Classification of postoperative fever patients in the intensive care unit following intra-abdominal surgery: a machine learning-based cluster analysis using the Medical Information Mart for Intensive Care (MIMIC)-IV database, developed in the United States
10.4266/acc.004464
- Author:
Sang Mok LEE
;
Hongjin SHIM
- Publication Type:Original Article
- From:
Acute and Critical Care
2025;40(2):293-303
- CountryRepublic of Korea
- Language:English
-
Abstract:
Background:Postoperative fever is common. However, it can sometimes indicate severe complications such as sepsis or pneumonia. Intensive care unit (ICU) patients who have undergone abdominal surgery have a higher risk of postoperative fever due the physical severity of this type of surgery. Nevertheless, determining when more aggressive or invasive management of fever is necessary remains a challenge.
Methods:We analyzed the Medical Information Mart for Intensive Care (MIMIC)-IV and MIMIC-IV-Note databases, which are open critical care big databases from a single institute in the United States. From this, we selected ICU patients who developed fever after intra-abdominal surgery and classified these patients into two groups using cluster analysis based on diverse variables from the MIMIC-IV databases. Following this cluster analysis, we assessed differences among the identified groups.
Results:Of 2,858 ICU stays after intra-abdominal surgery, 331 postoperative fever cases were identified. These patients were clustered into two groups. Group A included older patients with a higher mortality rate, while group B consisted of younger patients with a lower mortality rate.

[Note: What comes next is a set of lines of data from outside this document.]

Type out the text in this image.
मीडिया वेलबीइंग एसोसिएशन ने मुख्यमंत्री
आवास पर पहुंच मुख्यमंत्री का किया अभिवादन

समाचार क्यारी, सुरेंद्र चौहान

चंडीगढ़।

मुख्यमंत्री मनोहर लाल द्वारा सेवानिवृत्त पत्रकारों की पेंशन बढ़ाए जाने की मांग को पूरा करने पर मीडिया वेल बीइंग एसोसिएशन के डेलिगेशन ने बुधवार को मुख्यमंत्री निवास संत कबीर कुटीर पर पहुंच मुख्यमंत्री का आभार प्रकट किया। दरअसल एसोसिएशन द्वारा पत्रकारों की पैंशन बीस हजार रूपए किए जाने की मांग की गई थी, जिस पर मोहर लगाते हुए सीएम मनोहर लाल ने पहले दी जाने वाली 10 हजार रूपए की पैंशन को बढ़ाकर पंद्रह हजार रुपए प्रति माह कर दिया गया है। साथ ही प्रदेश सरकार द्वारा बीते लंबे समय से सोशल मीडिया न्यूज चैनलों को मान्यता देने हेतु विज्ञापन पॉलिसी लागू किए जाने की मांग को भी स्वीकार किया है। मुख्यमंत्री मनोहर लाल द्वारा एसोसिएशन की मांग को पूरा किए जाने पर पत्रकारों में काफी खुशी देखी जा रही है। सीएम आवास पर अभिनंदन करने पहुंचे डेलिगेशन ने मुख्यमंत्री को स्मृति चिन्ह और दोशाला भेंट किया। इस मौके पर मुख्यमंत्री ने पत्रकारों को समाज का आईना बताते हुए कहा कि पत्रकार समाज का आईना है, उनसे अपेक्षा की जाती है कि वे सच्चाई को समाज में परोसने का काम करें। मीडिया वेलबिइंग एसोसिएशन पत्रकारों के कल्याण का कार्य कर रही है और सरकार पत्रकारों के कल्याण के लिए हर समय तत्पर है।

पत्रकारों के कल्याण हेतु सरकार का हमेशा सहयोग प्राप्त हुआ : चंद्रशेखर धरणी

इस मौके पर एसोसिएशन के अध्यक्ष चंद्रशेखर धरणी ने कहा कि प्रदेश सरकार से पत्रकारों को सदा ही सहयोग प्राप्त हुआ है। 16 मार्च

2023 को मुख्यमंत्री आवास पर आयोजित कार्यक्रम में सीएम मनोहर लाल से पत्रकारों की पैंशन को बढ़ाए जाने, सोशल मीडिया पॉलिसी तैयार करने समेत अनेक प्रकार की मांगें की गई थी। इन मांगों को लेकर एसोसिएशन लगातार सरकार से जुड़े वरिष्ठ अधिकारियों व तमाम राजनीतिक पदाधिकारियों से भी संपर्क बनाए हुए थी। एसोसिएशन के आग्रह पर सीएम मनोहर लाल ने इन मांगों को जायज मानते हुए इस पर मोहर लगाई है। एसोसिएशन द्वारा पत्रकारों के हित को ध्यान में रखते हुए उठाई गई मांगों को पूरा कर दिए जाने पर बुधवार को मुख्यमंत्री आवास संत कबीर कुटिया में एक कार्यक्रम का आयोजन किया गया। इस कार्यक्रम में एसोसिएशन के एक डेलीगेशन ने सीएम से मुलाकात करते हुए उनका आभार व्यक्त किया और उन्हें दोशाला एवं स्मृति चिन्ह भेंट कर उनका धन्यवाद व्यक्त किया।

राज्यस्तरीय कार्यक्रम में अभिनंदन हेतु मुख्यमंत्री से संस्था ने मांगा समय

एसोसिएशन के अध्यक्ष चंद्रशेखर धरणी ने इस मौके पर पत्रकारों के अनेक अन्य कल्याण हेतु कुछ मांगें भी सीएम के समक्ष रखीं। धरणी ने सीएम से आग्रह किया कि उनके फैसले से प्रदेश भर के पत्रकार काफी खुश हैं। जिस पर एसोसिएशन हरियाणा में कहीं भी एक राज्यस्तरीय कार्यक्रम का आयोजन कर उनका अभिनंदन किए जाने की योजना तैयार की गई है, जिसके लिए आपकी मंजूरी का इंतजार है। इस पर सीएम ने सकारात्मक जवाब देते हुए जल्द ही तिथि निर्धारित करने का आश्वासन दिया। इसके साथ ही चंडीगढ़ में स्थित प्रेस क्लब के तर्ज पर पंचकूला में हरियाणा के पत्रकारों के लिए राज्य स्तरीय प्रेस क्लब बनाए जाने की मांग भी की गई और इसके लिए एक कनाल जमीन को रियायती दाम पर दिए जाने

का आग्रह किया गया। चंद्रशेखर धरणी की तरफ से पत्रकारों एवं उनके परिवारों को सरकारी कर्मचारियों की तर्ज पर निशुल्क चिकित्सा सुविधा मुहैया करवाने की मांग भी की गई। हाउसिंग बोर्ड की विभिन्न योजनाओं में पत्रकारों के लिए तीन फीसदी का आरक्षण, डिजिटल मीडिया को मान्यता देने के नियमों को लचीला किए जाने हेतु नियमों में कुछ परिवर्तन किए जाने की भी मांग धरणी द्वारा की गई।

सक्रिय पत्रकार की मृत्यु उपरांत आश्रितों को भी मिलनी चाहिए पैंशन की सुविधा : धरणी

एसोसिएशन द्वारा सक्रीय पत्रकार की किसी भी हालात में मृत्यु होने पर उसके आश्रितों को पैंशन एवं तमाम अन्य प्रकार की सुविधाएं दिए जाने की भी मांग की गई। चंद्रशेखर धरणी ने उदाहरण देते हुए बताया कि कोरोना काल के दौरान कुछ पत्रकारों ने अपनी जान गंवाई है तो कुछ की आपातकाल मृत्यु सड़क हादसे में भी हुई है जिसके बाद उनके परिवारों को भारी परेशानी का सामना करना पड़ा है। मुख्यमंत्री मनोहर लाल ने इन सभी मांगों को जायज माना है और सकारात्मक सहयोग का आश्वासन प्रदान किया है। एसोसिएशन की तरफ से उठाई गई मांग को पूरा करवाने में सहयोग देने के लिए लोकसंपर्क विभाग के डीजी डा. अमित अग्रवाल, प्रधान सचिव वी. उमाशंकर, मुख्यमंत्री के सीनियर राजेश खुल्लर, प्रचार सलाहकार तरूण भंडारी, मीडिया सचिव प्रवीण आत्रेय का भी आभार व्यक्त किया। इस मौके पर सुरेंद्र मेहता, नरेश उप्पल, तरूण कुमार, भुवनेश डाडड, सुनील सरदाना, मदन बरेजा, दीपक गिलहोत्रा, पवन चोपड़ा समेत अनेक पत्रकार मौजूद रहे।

Conclusions:Postoperative ICU patients with a fever could be classified into two distinct groups, a high-risk group and low-risk group. The high-risk patient group was characterized by older age, higher Sequential Organ Failure Assessment (SOFA) score, and more unstable hemodynamic status, indicating the need for aggressive management. Clustering postoperative fever patients by clinical variables can support medical decision-making and targeted treatment to improve patient outcomes.